Ms. Dickerman said, “MoMA has always been a research-driven institution. New scholarship and new perspectives are critical to fresh and evolving thinking about the artists we show, the stories we tell and the voices we highlight. In this context, a new role that builds on MoMA’s core commitment to research for an innovative age of knowledge production and sharing is an extraordinary opportunity, and I look forward to working with colleagues to realize its potential.”

Studies in Modern Art
The Museum of Modern Art launched Studies in Modern Art in 1992 as an annual scholarly journal, to create a publication series that would focus on works of art in the Museum’s collection and on the Museum’s programs. Over ten issues edited by John Elderfield, William Rubin, and other esteemed art historians, Studies focused on such diverse topics as American Art of the 1960s, the art of Assemblage, and Dada in the collection of The Museum of Modern Art. The most recent issue was published in 2014.

The Mellon-Marron Research Consortium (MRC)

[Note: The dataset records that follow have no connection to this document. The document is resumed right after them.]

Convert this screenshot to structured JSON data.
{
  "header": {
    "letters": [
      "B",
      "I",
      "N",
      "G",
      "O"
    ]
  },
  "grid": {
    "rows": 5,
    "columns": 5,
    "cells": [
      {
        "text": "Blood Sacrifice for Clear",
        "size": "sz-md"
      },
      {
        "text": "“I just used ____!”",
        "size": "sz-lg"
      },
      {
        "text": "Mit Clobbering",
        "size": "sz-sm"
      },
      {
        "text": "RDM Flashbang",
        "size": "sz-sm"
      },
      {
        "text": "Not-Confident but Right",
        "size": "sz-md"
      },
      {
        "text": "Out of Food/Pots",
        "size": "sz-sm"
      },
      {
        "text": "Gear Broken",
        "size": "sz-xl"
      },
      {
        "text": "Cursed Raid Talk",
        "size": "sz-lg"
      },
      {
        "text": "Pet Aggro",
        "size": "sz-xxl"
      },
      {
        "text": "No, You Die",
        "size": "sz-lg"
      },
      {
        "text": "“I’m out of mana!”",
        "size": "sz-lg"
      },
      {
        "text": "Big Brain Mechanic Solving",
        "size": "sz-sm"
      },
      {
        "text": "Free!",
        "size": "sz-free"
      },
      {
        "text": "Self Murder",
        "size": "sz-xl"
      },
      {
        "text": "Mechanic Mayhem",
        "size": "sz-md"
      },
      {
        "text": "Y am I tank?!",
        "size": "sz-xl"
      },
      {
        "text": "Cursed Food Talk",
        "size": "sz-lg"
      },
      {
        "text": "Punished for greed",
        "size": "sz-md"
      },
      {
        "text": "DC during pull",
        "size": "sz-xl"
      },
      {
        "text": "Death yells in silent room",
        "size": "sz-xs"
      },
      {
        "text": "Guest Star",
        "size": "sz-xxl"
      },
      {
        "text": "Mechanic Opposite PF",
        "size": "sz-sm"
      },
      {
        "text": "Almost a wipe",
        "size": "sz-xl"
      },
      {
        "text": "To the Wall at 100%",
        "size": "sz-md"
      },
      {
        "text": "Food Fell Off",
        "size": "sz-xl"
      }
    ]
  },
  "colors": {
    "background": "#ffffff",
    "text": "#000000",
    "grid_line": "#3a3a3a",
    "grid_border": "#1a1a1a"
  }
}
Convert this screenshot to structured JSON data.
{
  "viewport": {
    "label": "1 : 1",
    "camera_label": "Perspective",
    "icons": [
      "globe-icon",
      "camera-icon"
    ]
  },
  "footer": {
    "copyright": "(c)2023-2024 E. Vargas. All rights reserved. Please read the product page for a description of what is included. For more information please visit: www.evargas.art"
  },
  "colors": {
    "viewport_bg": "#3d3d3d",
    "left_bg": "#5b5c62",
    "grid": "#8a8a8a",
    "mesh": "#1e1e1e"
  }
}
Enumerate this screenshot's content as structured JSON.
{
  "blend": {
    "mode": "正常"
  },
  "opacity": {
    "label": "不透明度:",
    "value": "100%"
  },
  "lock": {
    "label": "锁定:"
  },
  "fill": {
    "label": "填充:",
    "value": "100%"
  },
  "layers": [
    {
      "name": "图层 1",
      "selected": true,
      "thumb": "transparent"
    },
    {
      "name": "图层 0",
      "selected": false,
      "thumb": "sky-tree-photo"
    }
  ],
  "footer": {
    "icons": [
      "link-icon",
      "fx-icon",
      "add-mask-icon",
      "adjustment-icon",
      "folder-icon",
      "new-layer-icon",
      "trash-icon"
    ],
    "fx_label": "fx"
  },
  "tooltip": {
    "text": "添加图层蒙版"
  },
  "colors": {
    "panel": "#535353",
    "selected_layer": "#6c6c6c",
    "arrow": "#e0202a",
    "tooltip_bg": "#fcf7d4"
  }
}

The Mellon-Marron Research Consortium (MRC) is a partnership between The Museum of Modern Art and five regional graduate art history programs—Columbia University; The Graduate Center, City University of New York; the Institute of Fine Arts, New York University; Princeton University; and Yale University—supported by The Andrew W. Mellon Foundation and Donald B. and Catherine C. Marron. The MRC provides a framework for the Museum’s participation in the training and education of the next generation of art historians and curators. The Mellon-Marron Research Consortium hosts one Fellow from each participating program annually to work with an experienced curator on scholarly curatorial projects at the Museum. The MRC also organizes semi-annual Study Sessions around key holdings in MoMA’s collection. These sessions generate new approaches to and ideas about works in the collection by providing greater access to these objects for a community of art historians, while also developing strong ties across the Consortium community.